Portrait de Cloé du Trèfle, musicienne, compositrice et productrice, filmée dans une mise en scène aérienne et contemplative. En tournage pour mon morceau « Bruxelles Lausanne » Préparation pour son concert pour les Fêtes de la Musique au Parc de Forest
Cloé du Trèfle est capturée ici suspendue dans une atmosphère éthérée, le corps flottant au sein d'une composition saturée de bleus qui efface les frontières entre ciel et eau. Cette photographie de tournage documente un instant de mise en scène contemplative, où la musicienne devient elle-même matière visuelle pour son projet « Bruxelles Lausanne ».
Le geste est celui du repos, presque de l'abandon : Cloé du Trèfle s'incline, la tête penchée, les yeux fermés ou baissés, les bras délicatement positionnés contre son buste. Son corps ne cherche pas l'équilibre mais la fluidité, une présence qui semble se dissoudre. C'est un moment d'introspection rendu visible, un instant où la musicienne assume une posture de vulnérabilité, d'écoute intérieure — le prélude à ce qui résonne dans la musique « Bruxelles Lausanne ».
Le cadrage enferme la figure dans une symphonie monochrome de dégradés bleutés, où le ciel et l'eau se confondent en strates horizontales.
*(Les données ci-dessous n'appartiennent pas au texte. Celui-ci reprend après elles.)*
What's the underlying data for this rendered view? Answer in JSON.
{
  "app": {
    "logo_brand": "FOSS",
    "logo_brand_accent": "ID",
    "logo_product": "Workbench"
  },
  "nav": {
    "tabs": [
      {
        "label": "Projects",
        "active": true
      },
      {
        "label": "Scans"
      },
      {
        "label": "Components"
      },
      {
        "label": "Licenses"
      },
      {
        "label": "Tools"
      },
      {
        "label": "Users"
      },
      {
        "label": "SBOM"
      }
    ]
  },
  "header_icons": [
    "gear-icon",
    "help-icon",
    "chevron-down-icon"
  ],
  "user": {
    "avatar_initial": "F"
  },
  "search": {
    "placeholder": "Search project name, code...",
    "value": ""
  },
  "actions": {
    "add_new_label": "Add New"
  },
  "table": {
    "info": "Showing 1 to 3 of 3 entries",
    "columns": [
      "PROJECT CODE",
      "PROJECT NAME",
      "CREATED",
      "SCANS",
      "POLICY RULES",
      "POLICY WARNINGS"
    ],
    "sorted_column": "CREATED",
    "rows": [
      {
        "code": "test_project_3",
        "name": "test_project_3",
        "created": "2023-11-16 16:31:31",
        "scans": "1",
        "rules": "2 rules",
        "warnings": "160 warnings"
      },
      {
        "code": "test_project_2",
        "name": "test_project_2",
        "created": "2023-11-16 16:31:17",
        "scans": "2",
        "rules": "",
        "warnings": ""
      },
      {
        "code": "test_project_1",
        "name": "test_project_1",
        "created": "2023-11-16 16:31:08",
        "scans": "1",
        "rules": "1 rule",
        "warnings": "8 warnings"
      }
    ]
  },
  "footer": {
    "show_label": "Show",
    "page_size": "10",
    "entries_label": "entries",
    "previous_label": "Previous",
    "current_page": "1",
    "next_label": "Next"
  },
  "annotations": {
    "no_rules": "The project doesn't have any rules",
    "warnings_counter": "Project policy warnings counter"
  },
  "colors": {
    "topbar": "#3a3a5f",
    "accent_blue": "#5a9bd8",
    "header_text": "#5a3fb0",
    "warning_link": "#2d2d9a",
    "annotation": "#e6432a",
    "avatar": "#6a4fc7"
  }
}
La profondeur de champ place Cloé du Trèfle au centre, légèrement en avant, tandis que l'arrière-plan se brouille en veines nuageuses — créant une dissolution du repère spatial. La lumière, uniforme et diffuse, érode les contrastes ; le noir de son vêtement devient le seul ancrage chromatique, un point de gravité visuelle dans cette brume turquoise. Le cadrage aérien, désorienté, oriente le regard vers le corps plutôt que vers un horizon identifiable.
Cette photographie de tournage témoigne d'une pratique de mise en scène intimement liée au projet musical. Elle n'est pas un simple portrait documentaire, mais une traduction visuelle du morceau « Bruxelles Lausanne » — où contemplation et mouvement dialoguent. Le dispositif aérien, impesant, répond à une intention artistique qui unit image et son. En préparation du concert aux Fêtes de la Musique au Parc de Forest, cette image établit le ton : une poétique du flottement, où la musicienne ne se présente pas frontalement mais se livre comme matière interne, comme processus en train de s'écouter soi-même.